Discernir si los jugadores rinden así de mal por estado anímico, por falta de interés o hambre o simplemente por calidad, es el duro trabajo de Zidane. Pero si algo tengo claro es que el fútbol es un estado de ánimo. Y el Madrid este año ha estado depresivo y los buenos momentos no son más que anomalías.

Conviene, en todo caso, pensar fríamente jugador por jugador. Evaluar su rendimiento actual, pasado y considerar su rendimiento futuro. Hay que calibrar si tienen capacidad para estar en el Real Madrid. O si la siguen teniendo. Hablamos de un club que genera un desgaste espectacular, no apto para cualquiera. Y hay que evaluar el coste-beneficio (salario vs rendimiento), la edad y el mercado que tienen.

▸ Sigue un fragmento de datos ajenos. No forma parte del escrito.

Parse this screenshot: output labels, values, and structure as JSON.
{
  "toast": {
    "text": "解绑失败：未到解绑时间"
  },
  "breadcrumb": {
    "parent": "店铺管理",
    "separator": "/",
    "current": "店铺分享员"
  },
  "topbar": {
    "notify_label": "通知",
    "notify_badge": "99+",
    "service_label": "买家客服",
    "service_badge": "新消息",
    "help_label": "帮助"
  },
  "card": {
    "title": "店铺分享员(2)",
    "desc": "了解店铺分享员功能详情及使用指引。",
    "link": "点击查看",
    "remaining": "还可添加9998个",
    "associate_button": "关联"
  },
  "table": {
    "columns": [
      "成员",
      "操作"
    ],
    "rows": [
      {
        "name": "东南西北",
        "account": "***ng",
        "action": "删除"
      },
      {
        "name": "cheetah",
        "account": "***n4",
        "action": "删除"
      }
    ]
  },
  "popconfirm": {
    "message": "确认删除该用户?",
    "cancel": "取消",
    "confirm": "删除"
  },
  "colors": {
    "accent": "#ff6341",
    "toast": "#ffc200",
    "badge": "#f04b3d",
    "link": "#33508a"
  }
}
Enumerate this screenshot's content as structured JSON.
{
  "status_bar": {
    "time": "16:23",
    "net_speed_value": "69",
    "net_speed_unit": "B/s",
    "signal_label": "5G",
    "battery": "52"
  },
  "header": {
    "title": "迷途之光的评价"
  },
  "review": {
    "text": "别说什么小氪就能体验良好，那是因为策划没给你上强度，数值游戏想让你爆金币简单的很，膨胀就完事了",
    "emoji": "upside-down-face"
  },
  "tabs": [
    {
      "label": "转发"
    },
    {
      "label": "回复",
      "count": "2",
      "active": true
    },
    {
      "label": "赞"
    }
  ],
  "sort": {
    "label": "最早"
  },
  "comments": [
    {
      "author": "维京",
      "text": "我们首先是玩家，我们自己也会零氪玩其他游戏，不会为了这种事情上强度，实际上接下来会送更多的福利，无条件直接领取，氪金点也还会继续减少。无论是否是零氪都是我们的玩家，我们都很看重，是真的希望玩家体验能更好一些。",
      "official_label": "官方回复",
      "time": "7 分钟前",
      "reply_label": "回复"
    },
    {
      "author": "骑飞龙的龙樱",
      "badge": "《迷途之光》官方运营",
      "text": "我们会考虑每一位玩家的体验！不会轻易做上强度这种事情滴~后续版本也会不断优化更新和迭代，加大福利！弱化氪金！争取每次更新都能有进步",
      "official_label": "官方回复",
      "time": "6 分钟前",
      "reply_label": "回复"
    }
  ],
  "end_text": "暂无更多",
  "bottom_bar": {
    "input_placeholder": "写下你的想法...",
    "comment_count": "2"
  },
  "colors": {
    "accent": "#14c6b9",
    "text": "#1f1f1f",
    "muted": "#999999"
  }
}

Todo eso también es labor de Zidane. Esa y traer a jugadores que cubran las carencias del equipo; que no son pocas. Y no solo ofensivas. Defensivamente el Real Madrid lleva mucho tiempo concediendo demasiados goles.

Sirvan estos partidos como pretemporada y casting de Zidane, y esperemos que como mínimo como alivio de los aficionados. Aunque ahora mismo es más un martirio que otra cosa. Que se acabe ya esta temporada, por favor.